Home / Tom Mone's Response to the New York Times
Tom Mone, a Nationally Recognized Expert in Donation and Transplant, Takes on the Flawed Premises in the Recent New York Times Report.
After reading Brian Rosenthal’s New York Times front page article, “A Push for More Organ Donations is Putting Donors at Risk”. Donation and transplant expert Tom Mone, retired OPO and Hospital CEO submitted the following response:
Rosenthal’s article has a fundamental flaw: Organ Procurement Organizations (OPOs) do not determine if a patient has a terminal neurological injury, OPOs do not communicate the terminal nature of the injury and futility of continued care to the family, OPOs do not declare death prior to donation. Hospital MDs perform each of these actions who have nothing to do with donation.
OPOs DO strive to give every registered donor and family the chance to save other lives through donation IF the hospital’s attending MD declares the patient dead by neurological or cardiac criteria. And the OPO has no role in organ recovery until that death is declared. Only when the patient is declared dead based on hospital MD brain death testing or the DCD patient no heartbeat for five minutes does the OPO and its partner transplant MDs initiate organ recovery.
There are occasions when OPO staff anticipate that a potential DCD donor will not arrest within an hour and will not be able to donate, but choose to honor a family’s desire to try to help others through donation. Unfortunately, the ability to predict arrest of a patient that hospital MDs and family have determined to be terminally injured has always been challenging, with predictive tools being correct between 50% and 75% of the time, but the family’s wishes are honored and OPOs honor those families as Donors because they chose to give. Concluding, as Rosenthal does, that this is a sign of OPO failure is actually a sign of OPOs respect for families and registered donor wishes.
Rosenthal’s misunderstanding and/or unwillingness to share this reality speaks to his missing the critical separation of responsibilities based on the ethical requirement that OPOs are never involved in the declaring death of any donor.
Certainly on rare occasions hospital MDs err in assessment of a patient’s neurological status, but in most cases the decision to be an organ donor actually allows them to correct these errors because donation routinely requires 24+ hours from time of MD determination and conversation with families.
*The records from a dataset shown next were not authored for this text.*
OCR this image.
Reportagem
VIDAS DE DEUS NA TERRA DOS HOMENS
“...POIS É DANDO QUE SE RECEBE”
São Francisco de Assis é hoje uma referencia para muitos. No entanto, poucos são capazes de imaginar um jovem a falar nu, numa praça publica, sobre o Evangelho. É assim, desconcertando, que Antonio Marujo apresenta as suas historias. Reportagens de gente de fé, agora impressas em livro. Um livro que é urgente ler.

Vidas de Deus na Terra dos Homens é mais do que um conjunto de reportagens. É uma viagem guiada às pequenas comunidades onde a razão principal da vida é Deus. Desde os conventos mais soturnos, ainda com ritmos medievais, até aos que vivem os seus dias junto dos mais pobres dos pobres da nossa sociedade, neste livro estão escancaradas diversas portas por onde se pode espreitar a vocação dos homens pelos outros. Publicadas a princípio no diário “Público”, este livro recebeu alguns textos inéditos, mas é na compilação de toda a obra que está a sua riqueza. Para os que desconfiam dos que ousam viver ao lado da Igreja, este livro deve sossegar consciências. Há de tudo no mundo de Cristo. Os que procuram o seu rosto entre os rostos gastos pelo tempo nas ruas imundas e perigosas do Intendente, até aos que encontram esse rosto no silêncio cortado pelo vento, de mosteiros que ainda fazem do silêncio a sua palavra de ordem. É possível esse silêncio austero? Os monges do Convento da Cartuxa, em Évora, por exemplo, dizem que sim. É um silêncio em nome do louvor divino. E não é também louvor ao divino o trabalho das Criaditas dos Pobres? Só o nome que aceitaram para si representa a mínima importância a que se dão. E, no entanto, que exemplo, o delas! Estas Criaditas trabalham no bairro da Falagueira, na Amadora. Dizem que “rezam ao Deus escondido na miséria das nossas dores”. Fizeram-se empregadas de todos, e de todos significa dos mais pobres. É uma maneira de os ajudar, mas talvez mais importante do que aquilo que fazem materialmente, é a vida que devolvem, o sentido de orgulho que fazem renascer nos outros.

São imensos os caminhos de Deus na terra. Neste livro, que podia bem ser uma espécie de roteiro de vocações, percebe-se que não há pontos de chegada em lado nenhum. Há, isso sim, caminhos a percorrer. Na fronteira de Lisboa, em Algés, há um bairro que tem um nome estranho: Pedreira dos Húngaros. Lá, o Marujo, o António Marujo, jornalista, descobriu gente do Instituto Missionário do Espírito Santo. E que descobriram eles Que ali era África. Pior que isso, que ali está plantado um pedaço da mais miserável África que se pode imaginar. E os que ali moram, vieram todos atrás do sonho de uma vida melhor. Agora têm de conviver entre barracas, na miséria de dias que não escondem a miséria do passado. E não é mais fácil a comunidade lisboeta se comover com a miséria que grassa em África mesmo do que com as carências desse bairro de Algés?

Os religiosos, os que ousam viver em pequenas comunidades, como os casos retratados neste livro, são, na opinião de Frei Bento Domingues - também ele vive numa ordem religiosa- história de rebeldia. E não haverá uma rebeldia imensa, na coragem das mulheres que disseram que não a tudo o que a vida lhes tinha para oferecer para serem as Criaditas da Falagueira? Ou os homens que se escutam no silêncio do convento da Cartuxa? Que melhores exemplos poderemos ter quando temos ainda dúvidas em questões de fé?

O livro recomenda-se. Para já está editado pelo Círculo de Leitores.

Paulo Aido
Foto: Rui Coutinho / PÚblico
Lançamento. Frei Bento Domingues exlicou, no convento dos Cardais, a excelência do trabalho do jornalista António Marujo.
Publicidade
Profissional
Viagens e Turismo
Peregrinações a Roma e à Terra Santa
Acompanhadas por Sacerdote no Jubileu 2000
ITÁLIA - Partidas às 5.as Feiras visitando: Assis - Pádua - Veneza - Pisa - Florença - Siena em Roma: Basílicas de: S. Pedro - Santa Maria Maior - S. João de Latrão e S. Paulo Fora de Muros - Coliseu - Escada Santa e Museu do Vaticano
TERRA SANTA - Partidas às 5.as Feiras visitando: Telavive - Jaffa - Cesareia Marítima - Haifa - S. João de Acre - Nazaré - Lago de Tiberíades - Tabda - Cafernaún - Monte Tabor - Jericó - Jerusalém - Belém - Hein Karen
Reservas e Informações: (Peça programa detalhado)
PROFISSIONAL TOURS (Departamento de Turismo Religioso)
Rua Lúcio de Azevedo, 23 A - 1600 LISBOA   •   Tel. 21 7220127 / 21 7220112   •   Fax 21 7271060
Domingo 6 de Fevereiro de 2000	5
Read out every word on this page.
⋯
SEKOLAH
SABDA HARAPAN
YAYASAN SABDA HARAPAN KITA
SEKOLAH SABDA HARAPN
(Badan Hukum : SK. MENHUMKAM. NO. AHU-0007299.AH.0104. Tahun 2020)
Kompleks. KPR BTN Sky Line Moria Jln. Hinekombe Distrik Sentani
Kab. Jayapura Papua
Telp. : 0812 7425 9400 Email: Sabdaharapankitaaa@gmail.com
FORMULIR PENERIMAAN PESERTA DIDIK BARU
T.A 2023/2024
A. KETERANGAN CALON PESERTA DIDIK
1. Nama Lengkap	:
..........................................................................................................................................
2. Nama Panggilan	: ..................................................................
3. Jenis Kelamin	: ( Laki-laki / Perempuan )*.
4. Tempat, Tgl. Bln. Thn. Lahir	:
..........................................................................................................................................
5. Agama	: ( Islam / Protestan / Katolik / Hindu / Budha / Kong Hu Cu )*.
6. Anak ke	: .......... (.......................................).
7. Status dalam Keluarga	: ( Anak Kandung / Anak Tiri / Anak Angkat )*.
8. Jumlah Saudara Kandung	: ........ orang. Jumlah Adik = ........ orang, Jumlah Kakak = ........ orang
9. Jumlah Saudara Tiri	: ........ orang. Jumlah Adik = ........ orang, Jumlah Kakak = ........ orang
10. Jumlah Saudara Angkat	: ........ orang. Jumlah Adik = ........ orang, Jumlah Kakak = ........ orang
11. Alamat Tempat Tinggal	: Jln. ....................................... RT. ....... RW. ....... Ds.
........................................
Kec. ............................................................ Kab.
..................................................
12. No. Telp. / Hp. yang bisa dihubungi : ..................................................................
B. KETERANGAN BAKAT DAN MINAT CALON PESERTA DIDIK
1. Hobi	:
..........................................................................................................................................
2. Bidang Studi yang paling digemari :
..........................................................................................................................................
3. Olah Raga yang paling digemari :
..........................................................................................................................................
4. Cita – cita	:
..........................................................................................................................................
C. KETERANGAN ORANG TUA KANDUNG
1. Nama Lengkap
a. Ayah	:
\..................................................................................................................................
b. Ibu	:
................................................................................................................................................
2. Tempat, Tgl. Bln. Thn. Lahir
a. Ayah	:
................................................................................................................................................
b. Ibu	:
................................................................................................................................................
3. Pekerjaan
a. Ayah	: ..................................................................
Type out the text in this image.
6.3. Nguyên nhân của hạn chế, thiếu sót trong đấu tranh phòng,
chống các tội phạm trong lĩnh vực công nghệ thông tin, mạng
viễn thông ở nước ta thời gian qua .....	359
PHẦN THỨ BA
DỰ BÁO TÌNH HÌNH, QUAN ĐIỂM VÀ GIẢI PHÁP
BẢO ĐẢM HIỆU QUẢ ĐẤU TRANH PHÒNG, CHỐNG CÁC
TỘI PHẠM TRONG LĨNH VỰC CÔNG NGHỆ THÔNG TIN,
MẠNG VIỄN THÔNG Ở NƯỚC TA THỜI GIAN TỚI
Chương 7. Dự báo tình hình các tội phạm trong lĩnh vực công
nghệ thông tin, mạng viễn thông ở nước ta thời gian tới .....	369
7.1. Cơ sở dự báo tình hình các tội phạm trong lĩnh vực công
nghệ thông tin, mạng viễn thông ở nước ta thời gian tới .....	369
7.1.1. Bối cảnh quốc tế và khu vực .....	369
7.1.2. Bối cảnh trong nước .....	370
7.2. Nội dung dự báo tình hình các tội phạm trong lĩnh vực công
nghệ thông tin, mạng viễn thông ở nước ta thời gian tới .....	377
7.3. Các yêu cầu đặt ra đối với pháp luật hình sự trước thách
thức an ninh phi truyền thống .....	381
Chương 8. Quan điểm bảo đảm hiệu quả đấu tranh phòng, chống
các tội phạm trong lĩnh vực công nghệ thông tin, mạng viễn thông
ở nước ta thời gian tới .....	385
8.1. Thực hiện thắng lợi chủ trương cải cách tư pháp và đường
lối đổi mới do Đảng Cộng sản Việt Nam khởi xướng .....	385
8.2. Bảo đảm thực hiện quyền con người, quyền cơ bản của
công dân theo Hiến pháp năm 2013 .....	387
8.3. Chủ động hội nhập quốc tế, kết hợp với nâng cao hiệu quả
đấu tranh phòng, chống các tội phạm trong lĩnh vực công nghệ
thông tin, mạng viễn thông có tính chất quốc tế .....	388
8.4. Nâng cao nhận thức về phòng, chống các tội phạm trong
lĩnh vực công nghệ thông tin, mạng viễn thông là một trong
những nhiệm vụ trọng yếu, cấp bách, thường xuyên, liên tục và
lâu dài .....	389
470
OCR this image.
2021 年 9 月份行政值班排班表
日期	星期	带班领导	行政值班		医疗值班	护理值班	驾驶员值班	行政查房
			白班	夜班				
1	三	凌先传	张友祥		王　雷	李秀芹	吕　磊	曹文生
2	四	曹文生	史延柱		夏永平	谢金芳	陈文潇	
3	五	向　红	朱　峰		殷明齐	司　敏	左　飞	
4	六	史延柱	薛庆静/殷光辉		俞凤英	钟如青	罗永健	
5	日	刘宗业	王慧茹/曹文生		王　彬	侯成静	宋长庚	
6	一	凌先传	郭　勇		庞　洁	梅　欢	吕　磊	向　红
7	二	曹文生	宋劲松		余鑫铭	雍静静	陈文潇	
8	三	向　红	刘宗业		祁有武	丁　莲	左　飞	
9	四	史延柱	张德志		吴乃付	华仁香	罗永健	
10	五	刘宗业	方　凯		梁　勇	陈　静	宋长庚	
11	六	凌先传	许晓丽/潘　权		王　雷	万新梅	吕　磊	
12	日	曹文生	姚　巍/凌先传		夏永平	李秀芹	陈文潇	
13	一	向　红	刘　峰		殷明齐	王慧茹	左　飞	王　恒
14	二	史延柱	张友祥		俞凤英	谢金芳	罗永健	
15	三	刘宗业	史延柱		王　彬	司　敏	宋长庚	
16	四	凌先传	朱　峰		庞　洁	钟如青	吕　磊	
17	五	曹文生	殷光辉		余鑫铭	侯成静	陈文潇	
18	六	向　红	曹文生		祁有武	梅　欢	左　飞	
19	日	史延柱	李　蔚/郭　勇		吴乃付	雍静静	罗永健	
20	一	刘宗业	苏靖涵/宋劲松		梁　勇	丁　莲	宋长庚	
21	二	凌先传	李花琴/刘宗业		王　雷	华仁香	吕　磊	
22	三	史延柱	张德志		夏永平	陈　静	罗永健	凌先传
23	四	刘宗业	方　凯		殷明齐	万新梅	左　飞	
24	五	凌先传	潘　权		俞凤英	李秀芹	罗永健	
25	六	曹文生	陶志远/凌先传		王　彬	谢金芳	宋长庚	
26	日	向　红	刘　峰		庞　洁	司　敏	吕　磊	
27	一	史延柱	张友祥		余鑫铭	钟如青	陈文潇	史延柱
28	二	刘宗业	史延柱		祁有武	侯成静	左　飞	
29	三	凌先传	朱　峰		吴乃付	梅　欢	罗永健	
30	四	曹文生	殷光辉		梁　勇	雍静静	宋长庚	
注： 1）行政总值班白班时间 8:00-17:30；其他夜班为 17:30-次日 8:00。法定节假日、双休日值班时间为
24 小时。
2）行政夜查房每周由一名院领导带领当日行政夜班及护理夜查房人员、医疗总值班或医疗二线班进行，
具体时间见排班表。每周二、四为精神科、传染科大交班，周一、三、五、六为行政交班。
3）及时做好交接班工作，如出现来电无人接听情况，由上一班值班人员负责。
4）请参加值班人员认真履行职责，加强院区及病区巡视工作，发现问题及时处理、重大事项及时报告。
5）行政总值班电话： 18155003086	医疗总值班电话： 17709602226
This gives time for such errors as excess sedation or low body temperature that depress neurological function to resolve and if the patient’s function improves, the terminal diagnosis is reversed. However, If patients are not authorized for donation their MD and family routinely withdraw ventilation shortly after family request that they cease treatment…and patients expire without time for sedation to wear off and the discovery that the MD had erred…how many lives are lost this way? Rosenthal apparently never asks or didn’t tell us…choosing instead to erroneously blame OPOs that play no role in the diagnosis.
If there is a significant national problem it is with inconsistently defined hospital and MD policies and procedures guiding the determination of futile care and premature cessation of ventilation, but not with organ donation.
Some feel that the CMS OPO Final Rule and threat of decertification hanging over 60%+ of the nation’s OPOs creates pressures for rapid changes in OPO practices. Undoubtedly OPOs feel under pressure despite record setting performance for more than a decade. So, OPOs are being more assertive in reminding hospitals that CMS Hospital Conditions of Participation require hospitals to notify OPOs of possible donors and to ensure OPO staff have an opportunity to discuss donation. OPOs are also being more assertive in reminding hospitals and families that Donor Registries defined in the in law in all fifty states makes a person’s registration legally-binding. OPOs are working diligently to uphold these personal choices…and the law. Does this leave some hospital staff and some families uncomfortable, certainly, and this requires OPOs to double-down on professional and public education that reminds everyone that 1) OPOs have no formal role other than evaluation and stand back until death is declared, 2) the decision to donate is a personal choice that is respected in law just like a personal last will and testament, far more rigorous a standard than an Advanced Directive, 3) that OPOs will follow a potential donors legal wish and family wishes to try to make donation happen, only once a hospital MD has determined that the patient cannot recover, and 4) in the very rare cases that an MD errs, the decision to donate actually gives time to discover and prevent premature extubation and death of an overly sedated patient…as we saw in the Kentucky case where the donation decision likely saved this patient’s life.